WASHINGTON — National security law experts, testifying before the House Armed Services Committee on Thursday, faulted President Barack Obama’s proposed authorization for the fight against the Islamic State, saying it adds more presidential authority for waging war.

Obama offered the new authorization for the use of military force, or AUMF, as a conciliatory gesture to those who have criticized the administration’s reliance on authorizations from 2001 and 2002 to fight an entirely different enemy. But rather than replacing the old authorizations, the new AUMF provides an additional legal tool for waging war.

Robert Chesney, associate dean for academic affairs at the University of Texas School of Law, told the committee that concerns over the restrictiveness of the new authorization are misplaced as long as the 2001 AUMF remains active. “To summarize the matter bluntly, the administration’s draft fails — and intentionally fails — to address the relationship between this new authorization and the 2001 authorization,” he said. “The result is that its authorities are, optics notwithstanding, simply additive with respect to presidential authority.”

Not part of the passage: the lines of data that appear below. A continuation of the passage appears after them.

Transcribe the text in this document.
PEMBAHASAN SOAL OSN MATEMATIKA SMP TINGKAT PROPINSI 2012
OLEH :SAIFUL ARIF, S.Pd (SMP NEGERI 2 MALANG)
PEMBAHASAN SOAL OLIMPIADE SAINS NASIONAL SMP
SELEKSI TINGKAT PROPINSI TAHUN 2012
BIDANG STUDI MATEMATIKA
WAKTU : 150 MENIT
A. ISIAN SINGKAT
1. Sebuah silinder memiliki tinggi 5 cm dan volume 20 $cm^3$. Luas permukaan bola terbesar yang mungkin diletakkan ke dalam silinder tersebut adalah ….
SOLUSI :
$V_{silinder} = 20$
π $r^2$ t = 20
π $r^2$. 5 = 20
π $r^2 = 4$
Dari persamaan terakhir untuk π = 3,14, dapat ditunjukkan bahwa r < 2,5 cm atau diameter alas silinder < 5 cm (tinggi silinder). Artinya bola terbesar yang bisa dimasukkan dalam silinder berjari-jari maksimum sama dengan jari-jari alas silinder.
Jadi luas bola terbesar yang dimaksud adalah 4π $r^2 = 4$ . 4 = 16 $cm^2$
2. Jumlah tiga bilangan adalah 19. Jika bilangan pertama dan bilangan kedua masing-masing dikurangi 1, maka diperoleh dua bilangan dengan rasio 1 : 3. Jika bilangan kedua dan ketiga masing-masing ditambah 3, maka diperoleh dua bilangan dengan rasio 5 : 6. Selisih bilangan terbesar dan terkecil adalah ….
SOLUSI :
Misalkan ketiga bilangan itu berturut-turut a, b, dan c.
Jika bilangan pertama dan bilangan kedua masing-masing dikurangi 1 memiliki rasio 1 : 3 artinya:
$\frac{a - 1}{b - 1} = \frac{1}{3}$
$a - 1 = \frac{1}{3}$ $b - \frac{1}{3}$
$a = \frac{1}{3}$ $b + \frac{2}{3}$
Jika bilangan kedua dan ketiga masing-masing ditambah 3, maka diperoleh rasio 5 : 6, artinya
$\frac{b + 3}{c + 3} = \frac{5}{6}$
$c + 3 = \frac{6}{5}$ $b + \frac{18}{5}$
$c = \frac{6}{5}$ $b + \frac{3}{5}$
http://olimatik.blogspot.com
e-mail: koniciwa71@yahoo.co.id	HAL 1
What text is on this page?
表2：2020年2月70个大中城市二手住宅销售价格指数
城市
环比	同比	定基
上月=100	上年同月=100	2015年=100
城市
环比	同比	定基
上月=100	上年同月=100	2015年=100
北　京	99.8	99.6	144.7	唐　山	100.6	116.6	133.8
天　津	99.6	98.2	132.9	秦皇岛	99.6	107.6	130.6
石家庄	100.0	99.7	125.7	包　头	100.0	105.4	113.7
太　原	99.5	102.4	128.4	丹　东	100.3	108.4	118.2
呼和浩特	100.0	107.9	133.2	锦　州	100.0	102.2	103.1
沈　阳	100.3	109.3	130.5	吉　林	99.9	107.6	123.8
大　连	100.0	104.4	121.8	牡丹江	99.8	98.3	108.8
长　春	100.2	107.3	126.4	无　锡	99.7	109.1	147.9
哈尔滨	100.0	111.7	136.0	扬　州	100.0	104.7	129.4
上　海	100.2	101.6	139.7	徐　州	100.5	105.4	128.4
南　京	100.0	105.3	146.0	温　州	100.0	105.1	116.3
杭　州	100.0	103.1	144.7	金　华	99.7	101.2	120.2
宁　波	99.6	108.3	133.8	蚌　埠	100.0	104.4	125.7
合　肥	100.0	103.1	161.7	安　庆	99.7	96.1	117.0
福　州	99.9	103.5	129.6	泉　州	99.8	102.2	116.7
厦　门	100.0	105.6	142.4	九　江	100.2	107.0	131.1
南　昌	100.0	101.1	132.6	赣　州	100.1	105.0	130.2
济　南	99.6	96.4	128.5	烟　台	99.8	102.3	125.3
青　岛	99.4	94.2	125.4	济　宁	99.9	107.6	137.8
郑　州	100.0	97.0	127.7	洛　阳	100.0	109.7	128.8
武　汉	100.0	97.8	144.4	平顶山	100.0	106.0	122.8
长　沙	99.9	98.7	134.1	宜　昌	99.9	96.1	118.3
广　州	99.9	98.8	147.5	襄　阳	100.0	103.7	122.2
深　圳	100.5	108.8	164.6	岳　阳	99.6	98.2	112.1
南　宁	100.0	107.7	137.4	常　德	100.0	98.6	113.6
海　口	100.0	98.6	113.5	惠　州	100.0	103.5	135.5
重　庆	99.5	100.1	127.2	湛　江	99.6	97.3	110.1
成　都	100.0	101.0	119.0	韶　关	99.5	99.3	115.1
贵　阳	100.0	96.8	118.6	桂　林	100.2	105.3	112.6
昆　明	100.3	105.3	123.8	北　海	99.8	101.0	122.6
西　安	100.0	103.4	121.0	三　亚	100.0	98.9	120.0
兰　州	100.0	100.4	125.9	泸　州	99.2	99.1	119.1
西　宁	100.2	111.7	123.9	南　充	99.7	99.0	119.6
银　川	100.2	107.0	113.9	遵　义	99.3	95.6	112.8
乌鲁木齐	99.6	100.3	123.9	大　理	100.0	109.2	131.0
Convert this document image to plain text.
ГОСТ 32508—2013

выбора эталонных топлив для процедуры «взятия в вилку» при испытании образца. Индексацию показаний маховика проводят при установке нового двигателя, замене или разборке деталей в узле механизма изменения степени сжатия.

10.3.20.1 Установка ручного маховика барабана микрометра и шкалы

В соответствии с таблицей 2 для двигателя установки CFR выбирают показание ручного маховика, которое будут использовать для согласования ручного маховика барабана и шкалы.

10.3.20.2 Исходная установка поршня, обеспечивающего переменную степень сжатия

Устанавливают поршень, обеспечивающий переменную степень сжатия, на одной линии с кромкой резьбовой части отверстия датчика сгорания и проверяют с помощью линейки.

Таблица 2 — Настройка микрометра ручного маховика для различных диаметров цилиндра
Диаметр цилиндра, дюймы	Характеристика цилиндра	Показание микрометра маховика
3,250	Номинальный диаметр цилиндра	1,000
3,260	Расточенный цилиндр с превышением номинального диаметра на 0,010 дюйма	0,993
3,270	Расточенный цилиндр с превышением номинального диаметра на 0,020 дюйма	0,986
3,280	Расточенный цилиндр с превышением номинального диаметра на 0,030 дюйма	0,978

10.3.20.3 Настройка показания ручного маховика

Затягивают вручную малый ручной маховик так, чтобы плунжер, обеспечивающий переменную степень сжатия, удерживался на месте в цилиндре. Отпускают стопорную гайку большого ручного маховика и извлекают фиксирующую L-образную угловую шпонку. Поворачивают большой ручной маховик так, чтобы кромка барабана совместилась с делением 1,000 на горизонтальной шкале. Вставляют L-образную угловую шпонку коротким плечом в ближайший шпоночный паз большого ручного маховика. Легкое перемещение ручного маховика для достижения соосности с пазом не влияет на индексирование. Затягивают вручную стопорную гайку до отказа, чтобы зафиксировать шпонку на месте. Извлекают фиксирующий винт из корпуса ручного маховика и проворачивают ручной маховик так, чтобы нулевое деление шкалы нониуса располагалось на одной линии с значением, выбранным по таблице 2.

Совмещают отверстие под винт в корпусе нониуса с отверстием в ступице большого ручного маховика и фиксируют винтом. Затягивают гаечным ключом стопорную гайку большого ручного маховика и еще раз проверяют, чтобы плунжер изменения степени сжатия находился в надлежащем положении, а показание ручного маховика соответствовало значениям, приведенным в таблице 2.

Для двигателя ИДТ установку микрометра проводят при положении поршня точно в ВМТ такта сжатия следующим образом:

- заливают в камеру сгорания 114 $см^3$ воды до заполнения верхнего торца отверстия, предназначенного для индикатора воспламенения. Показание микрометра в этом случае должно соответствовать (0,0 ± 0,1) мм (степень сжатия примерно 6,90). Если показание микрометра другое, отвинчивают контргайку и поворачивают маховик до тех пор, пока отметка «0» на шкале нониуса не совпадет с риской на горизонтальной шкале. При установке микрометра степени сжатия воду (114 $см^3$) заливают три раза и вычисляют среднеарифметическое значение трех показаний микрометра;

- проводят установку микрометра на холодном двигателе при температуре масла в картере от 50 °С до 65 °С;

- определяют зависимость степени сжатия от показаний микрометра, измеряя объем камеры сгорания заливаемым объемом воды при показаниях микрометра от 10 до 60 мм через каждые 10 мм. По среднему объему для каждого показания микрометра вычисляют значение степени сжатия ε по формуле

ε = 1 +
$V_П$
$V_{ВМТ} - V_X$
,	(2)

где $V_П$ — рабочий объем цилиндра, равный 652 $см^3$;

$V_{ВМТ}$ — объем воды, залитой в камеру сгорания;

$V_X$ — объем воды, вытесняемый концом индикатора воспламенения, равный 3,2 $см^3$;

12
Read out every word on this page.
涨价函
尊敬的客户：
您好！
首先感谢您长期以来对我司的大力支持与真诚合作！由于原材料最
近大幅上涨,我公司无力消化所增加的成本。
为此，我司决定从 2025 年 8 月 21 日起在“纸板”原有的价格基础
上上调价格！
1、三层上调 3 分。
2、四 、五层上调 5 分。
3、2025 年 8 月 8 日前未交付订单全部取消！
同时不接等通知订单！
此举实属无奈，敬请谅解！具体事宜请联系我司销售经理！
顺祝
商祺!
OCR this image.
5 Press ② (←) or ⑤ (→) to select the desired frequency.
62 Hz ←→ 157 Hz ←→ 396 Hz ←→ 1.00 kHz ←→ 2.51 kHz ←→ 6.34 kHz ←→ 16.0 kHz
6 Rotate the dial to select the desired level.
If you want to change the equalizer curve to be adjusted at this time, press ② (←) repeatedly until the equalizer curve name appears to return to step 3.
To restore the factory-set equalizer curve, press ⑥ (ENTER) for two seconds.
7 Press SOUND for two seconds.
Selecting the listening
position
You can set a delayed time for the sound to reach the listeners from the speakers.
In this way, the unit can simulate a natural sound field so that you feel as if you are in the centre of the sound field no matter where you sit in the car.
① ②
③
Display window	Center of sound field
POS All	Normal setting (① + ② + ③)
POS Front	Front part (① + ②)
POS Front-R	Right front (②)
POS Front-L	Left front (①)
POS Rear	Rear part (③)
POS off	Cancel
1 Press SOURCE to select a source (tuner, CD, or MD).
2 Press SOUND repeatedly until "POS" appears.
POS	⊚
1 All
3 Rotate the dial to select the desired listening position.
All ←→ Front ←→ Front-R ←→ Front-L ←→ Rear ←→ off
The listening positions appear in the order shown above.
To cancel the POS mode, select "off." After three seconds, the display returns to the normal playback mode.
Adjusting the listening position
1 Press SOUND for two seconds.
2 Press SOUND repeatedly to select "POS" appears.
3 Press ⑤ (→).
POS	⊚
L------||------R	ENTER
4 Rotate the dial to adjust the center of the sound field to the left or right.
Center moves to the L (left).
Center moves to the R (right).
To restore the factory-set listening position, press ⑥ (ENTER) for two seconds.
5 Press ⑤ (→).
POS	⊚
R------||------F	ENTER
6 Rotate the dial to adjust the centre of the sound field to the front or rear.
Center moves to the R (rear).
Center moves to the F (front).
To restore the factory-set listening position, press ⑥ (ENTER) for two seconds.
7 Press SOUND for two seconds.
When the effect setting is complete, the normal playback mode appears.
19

“We shouldn’t treat this as if it has to cover all contingencies,” Schiff told The Huffington Post. “It’s not like the president can never come back to Congress and ask for a new authorization. Unless the Congress wants to legislate itself into irrelevance in war-making power, we shouldn’t provide an open-ended war authority that may outlast all of us.”

In his closing remarks, Chesney told the committee, “If I have one message for this committee, it is to think about this new authorization within the old one. Otherwise you end up talking about restrictions that really aren’t restrictions. You end up doing all kinds of things you don’t mean to be doing, or you don’t know you are doing.”